Why you should be aware of your table image

Why you should be aware of your table image

You will have heard a lot about the importance of getting a read on your opponents at the poker table. Picking up on information they unwittingly give out, such as how often they play hands, how much they bet, the time they take to act and even if they are multi-tabling – playing more than one table at a time - online can help you determine how strong or weak they are in most situations.

It’s likely you’ve been advised to make notes on your opponents, bracketing them into a style of play such as tight, loose or even maniac. Online poker rooms have this function built into their software to help you.

In live poker games, the amount of tells given off is amplified because you get to see and hear how your opponents perform. You spot shaking hands, darting eyes, excited talk, swallowing, legs bouncing up and down – in fact, a huge amount of information is available if you learn how to look hard enough. It’s rare you come across a player with a genuine “poker face” who leaves you struggling to know what on earth he is doing.

While this resolve to observe everything about everyone is all well and good, and it will undoubtedly improve your reading skills and hence how to play poker better, many players forget one very important thing – all the other players will also be trying to get a read on you.

You might be the best reader of players in the world, as good even as Daniel Negreanu is famed to be, but if you yourself are an open book, all that good work goes to waste. Other players will suss you out and pick you off at will.

What would other poker players think of your style?

If you’ve sat at the tables for long enough, perhaps you play Texas Hold’em for free at play money sites like Replay Poker, which is a great place to start because you won’t risk a cent, you’ll have an accurate idea of your playing style. Perhaps you use a HUD display during online poker sessions to collect and display your playing data. At the very least, you’ll know how often you voluntarily put money into the pot and how often you come out with a raise pre-flop.

Why you should be aware of your table image

This basic information will classify you as a rock, one who rarely plays a hand, to a tight-aggressive player, who plays a few more hands but is likely to do so while raising and being the aggressor, to a loose cannon who plays way too many hands.

If you know you fall into one of these categories, then any player who has played 25 hands or more with you will have come to the same conclusion – they may have watched you play only one hand, when you had a monster like pocket kings, or they’ve seen you play 25% of your hands, mostly from late position and always with an opening raise, or perhaps they’ve seen you splashing around happily in just about every hand.

The point is, if they’ve nailed your style and image, you’re in trouble.

Why does your image help other players?

Once an opponent at the poker table has a read on your playing style, they can begin to second guess what sort of cards you may have in front of you and make a better-informed decision as a result.
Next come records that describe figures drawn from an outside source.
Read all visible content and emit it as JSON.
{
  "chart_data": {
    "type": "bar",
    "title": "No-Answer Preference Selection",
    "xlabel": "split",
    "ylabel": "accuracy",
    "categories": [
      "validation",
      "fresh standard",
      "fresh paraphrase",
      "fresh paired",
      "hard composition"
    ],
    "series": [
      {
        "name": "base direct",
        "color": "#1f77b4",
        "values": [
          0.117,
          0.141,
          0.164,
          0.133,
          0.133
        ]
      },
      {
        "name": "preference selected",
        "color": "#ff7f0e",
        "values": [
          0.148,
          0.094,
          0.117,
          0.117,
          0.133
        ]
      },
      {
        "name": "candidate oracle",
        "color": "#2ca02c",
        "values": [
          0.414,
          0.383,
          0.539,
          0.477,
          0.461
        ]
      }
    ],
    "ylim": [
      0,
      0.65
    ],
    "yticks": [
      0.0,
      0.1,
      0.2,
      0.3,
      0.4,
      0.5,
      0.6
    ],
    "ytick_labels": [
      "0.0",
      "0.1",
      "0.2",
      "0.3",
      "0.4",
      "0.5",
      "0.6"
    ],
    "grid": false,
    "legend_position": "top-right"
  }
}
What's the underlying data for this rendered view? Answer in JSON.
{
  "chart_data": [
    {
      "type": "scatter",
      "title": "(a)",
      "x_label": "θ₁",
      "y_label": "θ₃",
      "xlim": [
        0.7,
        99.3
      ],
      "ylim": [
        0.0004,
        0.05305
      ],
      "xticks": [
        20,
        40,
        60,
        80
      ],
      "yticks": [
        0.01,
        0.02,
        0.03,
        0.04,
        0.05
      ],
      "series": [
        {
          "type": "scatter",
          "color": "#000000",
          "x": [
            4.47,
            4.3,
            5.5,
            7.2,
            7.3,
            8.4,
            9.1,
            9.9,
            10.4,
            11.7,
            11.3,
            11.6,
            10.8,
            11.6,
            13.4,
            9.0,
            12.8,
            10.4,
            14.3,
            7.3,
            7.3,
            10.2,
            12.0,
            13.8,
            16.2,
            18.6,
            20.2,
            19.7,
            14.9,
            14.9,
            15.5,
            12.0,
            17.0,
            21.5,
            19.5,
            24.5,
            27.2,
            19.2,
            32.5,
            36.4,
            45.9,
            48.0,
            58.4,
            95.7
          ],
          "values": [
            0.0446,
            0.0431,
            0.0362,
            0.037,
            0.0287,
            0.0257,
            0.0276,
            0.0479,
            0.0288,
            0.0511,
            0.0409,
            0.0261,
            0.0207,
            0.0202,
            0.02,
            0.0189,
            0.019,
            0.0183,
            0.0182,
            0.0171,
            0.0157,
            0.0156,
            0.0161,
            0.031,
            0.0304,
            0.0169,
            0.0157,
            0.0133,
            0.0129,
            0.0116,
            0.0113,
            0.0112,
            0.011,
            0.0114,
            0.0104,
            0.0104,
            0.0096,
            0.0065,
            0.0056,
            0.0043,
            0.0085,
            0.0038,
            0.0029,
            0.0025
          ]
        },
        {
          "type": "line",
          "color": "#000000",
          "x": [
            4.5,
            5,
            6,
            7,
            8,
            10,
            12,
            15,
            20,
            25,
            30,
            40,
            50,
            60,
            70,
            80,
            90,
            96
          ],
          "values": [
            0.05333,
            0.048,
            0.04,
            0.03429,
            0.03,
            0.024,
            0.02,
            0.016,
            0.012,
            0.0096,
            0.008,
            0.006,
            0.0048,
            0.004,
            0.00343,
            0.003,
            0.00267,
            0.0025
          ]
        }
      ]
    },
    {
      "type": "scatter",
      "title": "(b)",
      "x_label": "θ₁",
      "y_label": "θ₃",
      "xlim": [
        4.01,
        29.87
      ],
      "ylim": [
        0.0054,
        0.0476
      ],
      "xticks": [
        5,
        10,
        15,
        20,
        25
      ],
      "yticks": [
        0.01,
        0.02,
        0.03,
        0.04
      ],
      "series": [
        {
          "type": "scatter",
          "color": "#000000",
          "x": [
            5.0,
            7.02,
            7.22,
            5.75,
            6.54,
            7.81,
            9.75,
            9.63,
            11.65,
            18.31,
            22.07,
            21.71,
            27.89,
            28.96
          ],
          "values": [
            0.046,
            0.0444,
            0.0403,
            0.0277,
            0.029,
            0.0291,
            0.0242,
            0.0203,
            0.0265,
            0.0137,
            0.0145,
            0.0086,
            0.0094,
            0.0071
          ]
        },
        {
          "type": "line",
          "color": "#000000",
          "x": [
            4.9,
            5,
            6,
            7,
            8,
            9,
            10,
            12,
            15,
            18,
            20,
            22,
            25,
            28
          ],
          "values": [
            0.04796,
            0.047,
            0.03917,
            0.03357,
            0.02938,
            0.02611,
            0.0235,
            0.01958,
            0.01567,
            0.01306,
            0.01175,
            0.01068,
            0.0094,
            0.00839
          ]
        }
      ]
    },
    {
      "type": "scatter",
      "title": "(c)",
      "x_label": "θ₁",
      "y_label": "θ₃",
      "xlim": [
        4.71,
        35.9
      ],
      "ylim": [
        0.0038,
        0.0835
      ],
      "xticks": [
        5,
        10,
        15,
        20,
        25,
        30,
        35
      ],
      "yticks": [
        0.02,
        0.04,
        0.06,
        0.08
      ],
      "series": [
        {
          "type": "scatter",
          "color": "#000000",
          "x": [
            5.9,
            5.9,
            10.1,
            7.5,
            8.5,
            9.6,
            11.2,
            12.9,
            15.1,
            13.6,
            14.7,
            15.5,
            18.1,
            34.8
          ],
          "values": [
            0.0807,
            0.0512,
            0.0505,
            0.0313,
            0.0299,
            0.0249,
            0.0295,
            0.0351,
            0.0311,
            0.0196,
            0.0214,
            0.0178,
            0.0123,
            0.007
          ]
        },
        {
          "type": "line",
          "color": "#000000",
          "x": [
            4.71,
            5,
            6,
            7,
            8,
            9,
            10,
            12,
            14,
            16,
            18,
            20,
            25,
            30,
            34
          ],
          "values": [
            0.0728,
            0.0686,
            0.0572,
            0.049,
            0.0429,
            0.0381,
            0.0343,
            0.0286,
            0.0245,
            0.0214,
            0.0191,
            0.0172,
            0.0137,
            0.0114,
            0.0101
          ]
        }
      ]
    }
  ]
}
If they’ve also been observing other areas of your game, like if you always chase flush and straight draws, always min bet with aces or always check-raise with the nuts, then they’re getting pretty clued up on what you have, and whether they should fold, raise or trap you.

If you understand this concept and acknowledge other players have a grasp of your playing style, you can turn it to your advantage.

Mixing up your game will leave opponents confused

If you’re leaving everyone else at the table scratching their heads, you’re on to a winner. Here’s where you can turn your perceived table image to your advantage and use it to trap the unwary and make a tidy profit.

Let’s say you have a relatively loose image at the table, where your opponents see you play a lot of hands, so rightly assume your starting hand selection is open wide. This means they’re unlikely to give you any credit when you do catch a good hand. If you get dealt pocket aces in late position and, as is your habit, put a raise in, you’re more than likely going to get called.

If that caller is himself a tight player, then you can feel confident they have a premium hand, and you can take all their chips.

Flipping this around, if you have a tight image, and you suddenly come out firing, then your opponents are going to second guess you’ve got a great hand. The trick here is to bite the bullet and put in a raise or even pre-flop re-raise every now and then (best in late position) with a mediocre hand or complete bluff. The chances are, you’ll take down the pot there and then for some easy chips because everyone assumes you have a monster. But there’s a second benefit – if you did get called and went to a cheap showdown, exposing your less-than-valuable, probably losing hand, it will leave players thinking that perhaps you’re not a rock after all.

In other words, they’ll be unsure about what style you’ve got; you’re unpredictable. And if you’re unpredictable, they won’t be able to play so easily against you. Before long, you might start reaching final tables and, who knows, one day become World Series of Poker champion!

Play around with your image

When you start thinking about this concept at length, you’ll find many ways you can create an image and then use it to your advantage. Your cunning will know no boundary as you send out false signals and leave your opponents genuinely baffled.

Try it for yourself. And remember, the more your opponents are trying to figure you out, the less they’re concentrating on their own table image, so you have the chance to take advantage of them twice over.